We often receive requests to try to boil down the activities in our book into bite-sized bits of information. The difficulty is that this is somewhat at odds with the ethos of ‘Skimming Stones‘, which was written to get across the value of the slow learning of these skills in the great outdoors; the pleasure and rich rewards of slowing down, taking our time to do certain activities and allowing ourselves to really be in nature.
However, when the mighty news site The Huffington Post called, it was an offer we couldn’t refuse. They wanted to provide ten things that might get people out and into nature this Easter, especially young people that might otherwise be tucked up around a TV or games console. Now we have nothing against games consoles, indeed we have both owned and enjoyed a few in our time, but it is a question of balance. Recent research states that fewer then 10 per cent of children in the UK play in natural spaces and ninety per cent of Britons live in an urban environment with most never taking or finding the time to be in the outdoors. This despite evidence that spending time outside raises levels of Vitamin D, helping protect children from future bone problems, heart disease, diabetes and other health issues; nature improves distance vision and lowers the chance of nearsightedness; exposure to natural settings is widely effective in reducing ADHD symptoms; exposure to environment-based education significantly increases performance on tests of critical thinking skills; our stress levels fall within minutes of seeing green spaces and nature enhances social interactions, vital for community and relationships.
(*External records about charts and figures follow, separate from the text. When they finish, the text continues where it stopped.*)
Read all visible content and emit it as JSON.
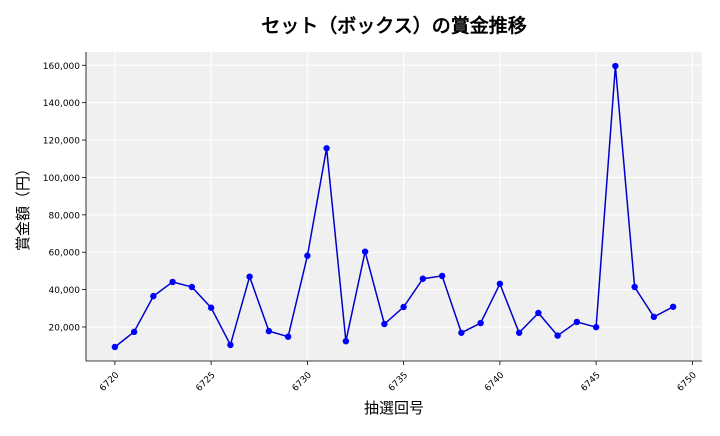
{
  "chart_data": {
    "type": "line",
    "title": "セット（ボックス）の賞金推移",
    "xlabel": "抽選回号",
    "ylabel": "賞金額（円）",
    "x": [
      6720,
      6721,
      6722,
      6723,
      6724,
      6725,
      6726,
      6727,
      6728,
      6729,
      6730,
      6731,
      6732,
      6733,
      6734,
      6735,
      6736,
      6737,
      6738,
      6739,
      6740,
      6741,
      6742,
      6743,
      6744,
      6745,
      6746,
      6747,
      6748,
      6749
    ],
    "series": [
      {
        "values": [
          9300,
          17400,
          36500,
          44100,
          41400,
          30300,
          10400,
          46900,
          17800,
          14800,
          58100,
          115600,
          12400,
          60300,
          21600,
          30700,
          45800,
          47300,
          16900,
          22100,
          43100,
          16900,
          27500,
          15400,
          22700,
          19900,
          159600,
          41400,
          25400,
          30800
        ]
      }
    ],
    "xlim": [
      6718.5,
      6750.5
    ],
    "ylim": [
      1800,
      167100
    ],
    "xticks": [
      6720,
      6725,
      6730,
      6735,
      6740,
      6745,
      6750
    ],
    "yticks": [
      20000,
      40000,
      60000,
      80000,
      100000,
      120000,
      140000,
      160000
    ],
    "ytick_labels": [
      "20,000",
      "40,000",
      "60,000",
      "80,000",
      "100,000",
      "120,000",
      "140,000",
      "160,000"
    ],
    "grid": true,
    "line_color": "#0000cc",
    "marker_color": "#0000ff",
    "plot_background": "#f0f0f0"
  }
}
So we decided we would put our best editing hats on and summarise ten of the activities in the book with the aid of our illustrations. Here’s hoping people are inspired to try them out and take their kids along to have a go too. You can read the feature by clicking the image below. Please share it, then get outside and enjoy the sun!
Our latest column in The Independent is out and this month it’s all about the splendour of birdsong, plus a few suggestions for places where you can catch the dawn chorus line in full voice. Hop on over via the link below and see what we’re chirping on about.
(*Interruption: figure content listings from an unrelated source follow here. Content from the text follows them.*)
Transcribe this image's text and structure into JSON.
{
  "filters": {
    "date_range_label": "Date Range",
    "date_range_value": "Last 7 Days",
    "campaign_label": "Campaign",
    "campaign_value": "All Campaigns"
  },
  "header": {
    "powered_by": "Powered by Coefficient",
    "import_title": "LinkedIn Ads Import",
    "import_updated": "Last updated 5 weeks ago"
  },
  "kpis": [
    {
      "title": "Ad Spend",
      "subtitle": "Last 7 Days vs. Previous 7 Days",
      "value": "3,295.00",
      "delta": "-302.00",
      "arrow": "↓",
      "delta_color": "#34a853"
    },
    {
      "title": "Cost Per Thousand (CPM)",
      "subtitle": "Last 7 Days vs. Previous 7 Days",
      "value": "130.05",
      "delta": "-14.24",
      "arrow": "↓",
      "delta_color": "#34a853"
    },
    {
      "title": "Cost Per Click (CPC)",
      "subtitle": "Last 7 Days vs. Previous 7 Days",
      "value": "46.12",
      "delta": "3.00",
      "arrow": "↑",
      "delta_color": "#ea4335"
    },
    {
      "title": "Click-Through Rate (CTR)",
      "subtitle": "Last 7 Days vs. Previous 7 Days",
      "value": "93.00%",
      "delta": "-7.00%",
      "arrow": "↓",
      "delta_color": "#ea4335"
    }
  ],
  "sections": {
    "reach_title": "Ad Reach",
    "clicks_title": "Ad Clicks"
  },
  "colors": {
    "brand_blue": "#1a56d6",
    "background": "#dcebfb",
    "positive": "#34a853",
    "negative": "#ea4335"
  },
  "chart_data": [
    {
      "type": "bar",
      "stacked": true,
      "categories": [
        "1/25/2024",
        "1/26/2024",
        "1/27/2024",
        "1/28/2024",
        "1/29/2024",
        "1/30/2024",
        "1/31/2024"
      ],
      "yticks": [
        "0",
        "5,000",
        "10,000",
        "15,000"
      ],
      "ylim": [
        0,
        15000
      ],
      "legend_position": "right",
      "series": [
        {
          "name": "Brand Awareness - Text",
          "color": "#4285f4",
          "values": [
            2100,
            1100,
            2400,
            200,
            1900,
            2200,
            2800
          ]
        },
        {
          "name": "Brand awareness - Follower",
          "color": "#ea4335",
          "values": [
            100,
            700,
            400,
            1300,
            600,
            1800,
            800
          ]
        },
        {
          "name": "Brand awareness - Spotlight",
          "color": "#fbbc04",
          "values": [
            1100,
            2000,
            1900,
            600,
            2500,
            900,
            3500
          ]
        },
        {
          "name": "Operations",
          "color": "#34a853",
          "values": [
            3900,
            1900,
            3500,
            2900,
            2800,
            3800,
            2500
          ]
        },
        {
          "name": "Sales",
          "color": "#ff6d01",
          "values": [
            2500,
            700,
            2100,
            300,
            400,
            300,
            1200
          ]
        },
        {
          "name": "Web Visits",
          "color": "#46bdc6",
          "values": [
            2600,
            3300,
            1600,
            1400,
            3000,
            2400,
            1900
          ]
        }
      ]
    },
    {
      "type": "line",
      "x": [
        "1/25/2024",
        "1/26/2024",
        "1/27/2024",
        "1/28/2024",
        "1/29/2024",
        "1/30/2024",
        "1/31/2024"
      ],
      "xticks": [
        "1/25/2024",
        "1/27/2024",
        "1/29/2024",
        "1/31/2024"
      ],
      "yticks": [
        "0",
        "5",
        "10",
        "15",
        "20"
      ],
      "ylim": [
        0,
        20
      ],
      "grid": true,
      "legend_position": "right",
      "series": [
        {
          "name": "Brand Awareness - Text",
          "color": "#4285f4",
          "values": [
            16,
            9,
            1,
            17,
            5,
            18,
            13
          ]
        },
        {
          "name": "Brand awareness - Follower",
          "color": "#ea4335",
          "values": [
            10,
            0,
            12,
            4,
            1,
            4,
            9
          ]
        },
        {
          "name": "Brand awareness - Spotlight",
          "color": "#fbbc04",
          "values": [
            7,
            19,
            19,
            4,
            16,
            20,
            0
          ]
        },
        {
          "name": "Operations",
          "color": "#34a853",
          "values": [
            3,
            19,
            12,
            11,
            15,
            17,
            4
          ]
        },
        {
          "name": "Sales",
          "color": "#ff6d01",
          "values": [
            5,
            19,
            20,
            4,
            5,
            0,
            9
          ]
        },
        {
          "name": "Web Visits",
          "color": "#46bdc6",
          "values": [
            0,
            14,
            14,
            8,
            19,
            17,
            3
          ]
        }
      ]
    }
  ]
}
The fantastic website www.livefortheoutdoors.com has been a source of inspiration to us for many years. It is responsible for many of our wild camping exploits (although they are careful not to encourage it!) and is the encyclopaedic online presence for magazine titles ‘Trail’ and ‘Country Walking’. It was lovely to read this morning that they have posted a little review of Skimming Stones and Other Ways of Being in the Wild:
It somehow manages to say something about nature that the rest of us can’t. Yes, there is a practical side to it, but there’s also a philosophical message that comes through as well. A great book for anyone who loves nature and wants to get more in touch with the great outdoors.
March is a phoenomenal time to wander outside into any of the rural spaces that exist around us and I urge everyone to take advantage of the brighter mornings and longer evenings. You don’t need to plan trips to our stunning fells or sweeping coastline; in parks and gardens and any rough scrap of land with vegetation and trees, we find nature stretching its limbs after the long sleep of winter; the bursting forth of green leaves and fleshy, furry buds. Slow down. Stop, look and listen.
Birdsong becomes a powerful and peaceful morning wake-up call through our bedroom curtains even in towns and cities as winter migrants return from international tours and battle it our for territory. It’s nature’s X-Factor, only far more impressive and tuneful – the humble wren sings a song that contains 740 different notes per minute and which can be heard more than 500 metres away. All too often we take such things for granted, yet they are enchanting to stand and listen to. Learning to identify the differences between birds is rewarding work; birdsong has been proven to improve our mood and enhance cognitive abilities.
We should learn to value the fringes of our towns and cities where such wonders take place, the forgotten lanes and stands of trees, the scrappy rough ground behind the buildings, the places were urban and rural meet. These are hidden worlds filled with nature, playgrounds for young people and places to just be. But they are also the places at risk if the current planning legislation is passed. For my thoughts on the matter, you can read my guest blog for the National Trust. I believe we must protect and celebrate such spaces, improve our access to them and ensure that nature has a free hand to flourish. We should all live a little more for the outdoors.